Ministério da Fazenda Revela Proposta para Regulação das Emissões de Gases de Efeito Estufa em Setores Econômicos até 2031

Na última terça-feira, o Ministério da Fazenda revelou sua proposta preliminar para a implementação do mercado regulado de carbono no Brasil, uma iniciativa que visa responsabilizar setores econômicos pela emissão de gases de efeito estufa. Essa estratégia foi elaborada pela Secretaria Extraordinária do Mercado de Carbono, que delineou a implementação gradual das Obrigações de Mensuração, Relato e Verificação (MRV), dividida em diferentes fases ao longo dos próximos anos.

A primeira fase, programada para 2027, inclui indústrias como papel e celulose, ferro e aço, cimento, alumínio primário, petróleo e gás, além do transporte aéreo. Essa escolha reflete a intenção de focar em setores que tradicionalmente apresentam altas emissões. Em 2029, a segunda fase se expandirá para incluir mineração, alumínio reciclado, setor elétrico, vidro, alimentos e bebidas, química, cerâmica e gestão de resíduos. Por fim, a terceira etapa, que deverá ser implementada a partir de 2031, contemplará os segmentos de transporte rodoviário, aquaviário e ferroviário, ampliando gradualmente a abrangência do sistema.
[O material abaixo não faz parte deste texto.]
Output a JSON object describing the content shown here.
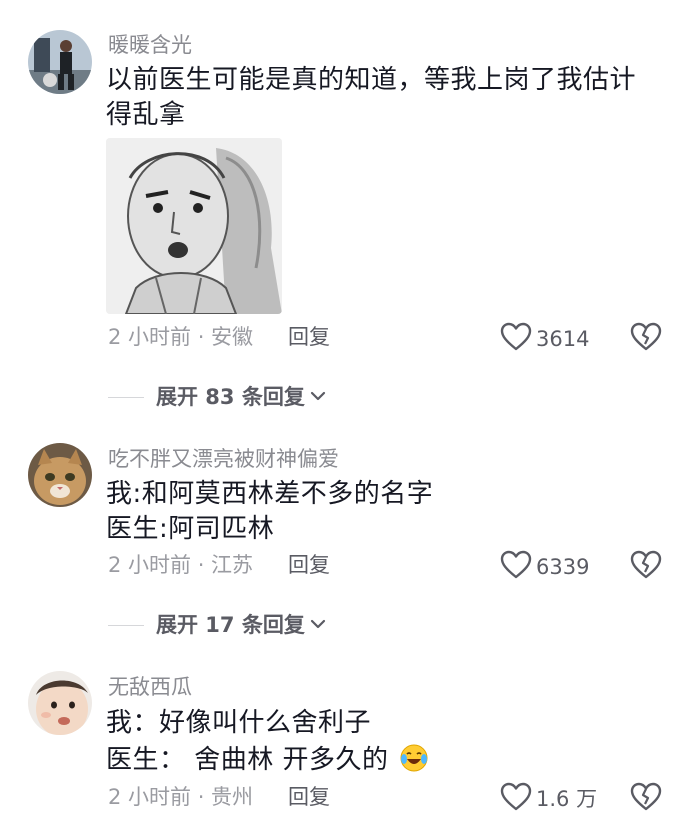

Antes da formalização definitiva das normas, haverá a abertura de um canal para que os setores afetados possam manifestar suas opiniões, complementado por uma consulta pública que visa garantir a participação da sociedade e dos agentes econômicos nessa discussão crucial. Essa etapa é considerada fundamental, já que as opiniões coletadas poderão influenciar diretamente os parâmetros que regularão o mercado.

A identificação e definição dos setores que farão parte do sistema é um marco importante na criação do Sistema Brasileiro de Comércio de Emissões. Esta estrutura não apenas estabelecerá regras para o monitoramento e relato das emissões, mas também definirá limites e condições para compensações (offsets) no futuro. A ideia é criar um ambiente regulatório que incentive a redução das emissões de gases de efeito estufa de forma eficaz, estabelecendo um mercado onde os ativos de carbono possam ser negociados.

De acordo com a legislação atual, empresas que superarem a marca de 10 mil toneladas de dióxido de carbono equivalente por ano estarão obrigadas a reportar suas emissões. Aqueles que ultrapassarem 25 mil toneladas poderão enfrentar limites e obrigações adicionais de conformidade, restringindo-se a um pequeno percentual do total de empresas no Brasil. Assim, o governo busca estabelecer um sistema robusto, que promoverá uma transformação significativa na estrutura econômica do país, visando um futuro mais sustentável.